There is also a lack of transparency about data retention periods. Even if you delete a conversation, the service may keep logs for compliance, security, or model improvement purposes. Exactly what is retained, for how long, and by whom is often unclear.
What You Can Do to Protect Your Privacy
You do not have to stop using generative AI tools entirely, but you can take practical steps to limit your exposure.
Use local or offline models when possible. Several open-source language models can run entirely on your own computer or phone, sending no data to external servers. Tools like Ollama or LM Studio allow you to download and run models locally. The trade-off is lower performance on weaker hardware, but the privacy gain is significant.
Check the privacy settings of the tool you are using. For ChatGPT, you can access the “Settings & Privacy” menu and find the option to “Improve the model for everyone.” Turning this off prevents your conversations from being used for training, though the company may still retain data for other purposes. On Google Gemini, you can similarly turn off “Activity & personalization.” However, these settings change over time, so re-checking periodically is wise.
Never paste sensitive information into a public prompt. Treat any text you enter as if it might be published online. That includes financial details, personal identification numbers, medical history, private correspondence, and trade secrets. Even seemingly harmless information can be pieced together by an adversary or by the model itself in future interactions.
Review the terms of service and privacy policy for each tool you adopt. This is tedious but important. Many users click “agree” without reading. Know what rights you are granting the provider. If the policy is vague or grants broad data use permissions, consider whether the convenience is worth the risk.
If you are a professional handling confidential data (legal, medical, journalism, etc.), assume public AI is not allowed unless your organization has vetted a secure, contractually protected option. The emerging court guidance is a clear signal: the default presumption should be against submitting private material to these tools.
Future Outlook
The judicial orders are likely just the beginning. As generative AI becomes more embedded in daily work, we can expect more formal guidance from courts, professional ethics boards, and regulators. In the meantime, the responsibility for data privacy falls mainly on the user. The same risks that worry judges apply to anyone who types personal or confidential information into an AI interface.

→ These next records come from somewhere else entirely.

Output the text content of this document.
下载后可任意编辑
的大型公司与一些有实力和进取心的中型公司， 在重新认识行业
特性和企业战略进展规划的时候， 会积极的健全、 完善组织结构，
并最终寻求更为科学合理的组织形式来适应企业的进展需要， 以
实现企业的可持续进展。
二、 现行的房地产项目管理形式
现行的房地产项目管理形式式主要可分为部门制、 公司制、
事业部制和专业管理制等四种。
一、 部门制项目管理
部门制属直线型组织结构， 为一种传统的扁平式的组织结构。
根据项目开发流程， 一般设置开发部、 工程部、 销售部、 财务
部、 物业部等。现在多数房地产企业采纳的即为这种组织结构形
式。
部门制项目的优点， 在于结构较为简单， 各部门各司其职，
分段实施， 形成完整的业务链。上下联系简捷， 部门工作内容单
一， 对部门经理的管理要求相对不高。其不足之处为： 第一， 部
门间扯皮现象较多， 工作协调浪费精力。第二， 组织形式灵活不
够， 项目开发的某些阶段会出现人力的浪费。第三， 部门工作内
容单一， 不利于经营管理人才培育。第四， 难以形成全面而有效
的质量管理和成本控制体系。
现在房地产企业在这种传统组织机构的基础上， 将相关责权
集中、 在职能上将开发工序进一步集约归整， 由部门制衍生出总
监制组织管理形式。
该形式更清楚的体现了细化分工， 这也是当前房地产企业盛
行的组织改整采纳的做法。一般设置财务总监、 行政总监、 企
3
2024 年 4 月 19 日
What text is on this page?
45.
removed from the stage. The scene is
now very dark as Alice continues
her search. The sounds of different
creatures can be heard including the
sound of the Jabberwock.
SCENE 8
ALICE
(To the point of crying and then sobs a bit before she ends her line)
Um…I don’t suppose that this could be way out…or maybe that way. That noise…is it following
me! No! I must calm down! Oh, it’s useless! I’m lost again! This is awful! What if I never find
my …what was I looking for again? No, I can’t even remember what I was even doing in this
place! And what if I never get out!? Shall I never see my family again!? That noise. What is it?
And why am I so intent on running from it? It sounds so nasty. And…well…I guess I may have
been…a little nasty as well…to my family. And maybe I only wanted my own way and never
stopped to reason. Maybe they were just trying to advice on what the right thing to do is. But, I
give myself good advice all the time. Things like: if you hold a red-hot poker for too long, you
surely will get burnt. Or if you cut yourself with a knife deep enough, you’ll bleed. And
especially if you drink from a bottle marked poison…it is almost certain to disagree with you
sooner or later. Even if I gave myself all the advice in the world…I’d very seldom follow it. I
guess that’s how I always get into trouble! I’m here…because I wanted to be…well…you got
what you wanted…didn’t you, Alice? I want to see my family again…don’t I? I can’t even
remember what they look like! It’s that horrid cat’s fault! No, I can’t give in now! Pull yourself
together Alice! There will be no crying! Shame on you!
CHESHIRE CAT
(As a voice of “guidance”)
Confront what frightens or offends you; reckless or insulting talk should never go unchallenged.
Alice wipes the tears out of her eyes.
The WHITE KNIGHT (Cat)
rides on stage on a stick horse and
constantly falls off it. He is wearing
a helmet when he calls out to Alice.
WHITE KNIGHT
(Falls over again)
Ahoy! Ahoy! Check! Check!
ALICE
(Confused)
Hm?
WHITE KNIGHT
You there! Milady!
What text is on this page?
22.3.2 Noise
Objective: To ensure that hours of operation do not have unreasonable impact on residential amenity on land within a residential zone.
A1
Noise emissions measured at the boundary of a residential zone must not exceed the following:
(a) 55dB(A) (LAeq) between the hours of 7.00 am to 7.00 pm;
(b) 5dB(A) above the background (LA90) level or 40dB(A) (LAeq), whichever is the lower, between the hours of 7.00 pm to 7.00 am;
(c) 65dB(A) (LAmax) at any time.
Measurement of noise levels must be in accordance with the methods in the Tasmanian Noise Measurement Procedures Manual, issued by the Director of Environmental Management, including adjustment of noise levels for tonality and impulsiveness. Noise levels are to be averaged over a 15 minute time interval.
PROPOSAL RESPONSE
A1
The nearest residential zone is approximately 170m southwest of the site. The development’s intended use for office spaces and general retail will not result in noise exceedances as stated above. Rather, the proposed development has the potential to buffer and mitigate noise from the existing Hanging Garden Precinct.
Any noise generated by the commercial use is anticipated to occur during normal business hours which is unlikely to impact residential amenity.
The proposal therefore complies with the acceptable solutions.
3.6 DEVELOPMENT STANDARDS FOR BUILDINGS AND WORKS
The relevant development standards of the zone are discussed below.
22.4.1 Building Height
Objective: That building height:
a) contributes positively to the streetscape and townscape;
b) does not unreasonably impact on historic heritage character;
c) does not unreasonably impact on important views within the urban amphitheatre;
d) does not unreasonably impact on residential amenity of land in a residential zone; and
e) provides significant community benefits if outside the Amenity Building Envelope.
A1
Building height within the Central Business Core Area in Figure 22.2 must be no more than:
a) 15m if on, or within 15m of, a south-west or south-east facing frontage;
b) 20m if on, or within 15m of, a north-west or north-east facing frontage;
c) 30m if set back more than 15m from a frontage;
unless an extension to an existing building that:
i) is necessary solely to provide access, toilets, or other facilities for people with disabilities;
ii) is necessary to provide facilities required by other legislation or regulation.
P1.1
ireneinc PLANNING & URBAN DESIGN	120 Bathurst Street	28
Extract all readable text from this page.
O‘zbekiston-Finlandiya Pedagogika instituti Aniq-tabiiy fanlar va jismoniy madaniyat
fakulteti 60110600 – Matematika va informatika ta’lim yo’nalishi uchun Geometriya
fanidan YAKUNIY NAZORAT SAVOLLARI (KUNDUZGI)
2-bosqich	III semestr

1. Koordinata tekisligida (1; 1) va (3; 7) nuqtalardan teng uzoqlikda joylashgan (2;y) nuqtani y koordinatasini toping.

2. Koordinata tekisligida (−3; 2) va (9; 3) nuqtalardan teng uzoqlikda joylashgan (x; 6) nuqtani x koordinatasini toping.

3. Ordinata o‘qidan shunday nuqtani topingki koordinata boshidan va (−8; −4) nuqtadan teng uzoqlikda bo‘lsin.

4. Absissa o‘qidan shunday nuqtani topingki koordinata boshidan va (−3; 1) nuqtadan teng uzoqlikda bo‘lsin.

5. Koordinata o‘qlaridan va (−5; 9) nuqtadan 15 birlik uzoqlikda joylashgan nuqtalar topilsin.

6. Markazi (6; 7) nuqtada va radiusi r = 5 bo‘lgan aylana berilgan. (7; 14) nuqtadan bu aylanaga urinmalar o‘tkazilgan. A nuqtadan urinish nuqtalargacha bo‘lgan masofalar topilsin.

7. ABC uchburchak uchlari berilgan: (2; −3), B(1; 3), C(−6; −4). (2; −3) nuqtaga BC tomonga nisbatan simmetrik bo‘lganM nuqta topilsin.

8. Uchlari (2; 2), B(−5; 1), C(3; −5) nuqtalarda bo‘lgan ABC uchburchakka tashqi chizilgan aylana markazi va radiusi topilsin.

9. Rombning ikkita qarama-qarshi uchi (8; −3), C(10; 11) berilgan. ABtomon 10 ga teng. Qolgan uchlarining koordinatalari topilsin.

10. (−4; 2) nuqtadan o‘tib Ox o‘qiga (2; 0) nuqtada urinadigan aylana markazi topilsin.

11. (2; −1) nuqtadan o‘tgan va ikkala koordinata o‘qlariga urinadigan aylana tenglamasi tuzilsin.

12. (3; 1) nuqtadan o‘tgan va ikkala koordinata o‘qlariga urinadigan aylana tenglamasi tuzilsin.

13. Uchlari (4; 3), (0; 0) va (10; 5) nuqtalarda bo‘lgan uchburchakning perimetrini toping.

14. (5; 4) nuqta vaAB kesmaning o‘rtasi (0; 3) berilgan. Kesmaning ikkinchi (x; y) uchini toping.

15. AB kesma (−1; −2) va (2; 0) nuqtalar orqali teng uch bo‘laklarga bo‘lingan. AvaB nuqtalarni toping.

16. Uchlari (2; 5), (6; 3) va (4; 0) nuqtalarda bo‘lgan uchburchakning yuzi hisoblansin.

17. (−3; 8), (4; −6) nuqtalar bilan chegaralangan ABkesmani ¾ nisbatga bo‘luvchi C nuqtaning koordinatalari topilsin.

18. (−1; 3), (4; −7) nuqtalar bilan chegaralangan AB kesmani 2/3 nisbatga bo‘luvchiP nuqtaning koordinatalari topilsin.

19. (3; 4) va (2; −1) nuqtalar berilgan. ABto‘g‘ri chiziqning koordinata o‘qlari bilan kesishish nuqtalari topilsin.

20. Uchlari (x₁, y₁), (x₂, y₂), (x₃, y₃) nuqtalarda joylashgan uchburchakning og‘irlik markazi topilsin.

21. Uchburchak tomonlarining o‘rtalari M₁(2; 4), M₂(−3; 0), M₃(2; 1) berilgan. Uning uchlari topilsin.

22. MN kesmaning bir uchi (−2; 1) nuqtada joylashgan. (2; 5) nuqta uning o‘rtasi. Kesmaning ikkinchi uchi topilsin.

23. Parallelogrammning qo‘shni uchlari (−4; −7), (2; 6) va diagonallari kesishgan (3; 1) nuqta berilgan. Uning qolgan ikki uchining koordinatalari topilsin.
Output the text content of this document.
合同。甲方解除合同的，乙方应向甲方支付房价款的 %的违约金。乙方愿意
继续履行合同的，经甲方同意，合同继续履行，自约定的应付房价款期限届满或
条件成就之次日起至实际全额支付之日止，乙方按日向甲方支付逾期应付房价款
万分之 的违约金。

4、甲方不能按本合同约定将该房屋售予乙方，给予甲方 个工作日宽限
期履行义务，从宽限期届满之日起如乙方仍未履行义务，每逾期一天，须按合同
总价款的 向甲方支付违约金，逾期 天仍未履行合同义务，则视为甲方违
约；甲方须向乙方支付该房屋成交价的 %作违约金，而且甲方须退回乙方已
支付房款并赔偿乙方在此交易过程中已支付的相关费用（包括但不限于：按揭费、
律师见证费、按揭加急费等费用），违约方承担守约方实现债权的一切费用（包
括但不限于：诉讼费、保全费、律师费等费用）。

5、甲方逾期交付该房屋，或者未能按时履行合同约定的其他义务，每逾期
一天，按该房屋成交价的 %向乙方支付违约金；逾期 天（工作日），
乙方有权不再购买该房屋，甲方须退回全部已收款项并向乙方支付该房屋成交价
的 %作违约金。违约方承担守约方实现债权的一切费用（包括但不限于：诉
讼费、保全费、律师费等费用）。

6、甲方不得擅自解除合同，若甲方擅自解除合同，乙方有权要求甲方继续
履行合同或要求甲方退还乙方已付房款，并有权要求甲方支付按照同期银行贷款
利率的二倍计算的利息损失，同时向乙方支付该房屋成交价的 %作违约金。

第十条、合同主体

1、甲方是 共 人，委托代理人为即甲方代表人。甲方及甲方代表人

Staying informed about how each platform handles your data, and choosing tools that respect your privacy, is the most practical defense. The courts have drawn a bright line for discovery. For the rest of us, the boundary may be less visible, but the underlying caution is the same.
Sources
- Bloomberg Law News, “Judges’ Public AI Bans During Discovery Zero in on Privacy Risk” (June 5, 2026). Paywalled article, summarized via Google News RSS.
Note: Specific judicial orders and exact language from the rulings were not independently verified beyond the Bloomberg Law summary. Privacy policies vary by provider and change over time; readers should always consult the latest version directly.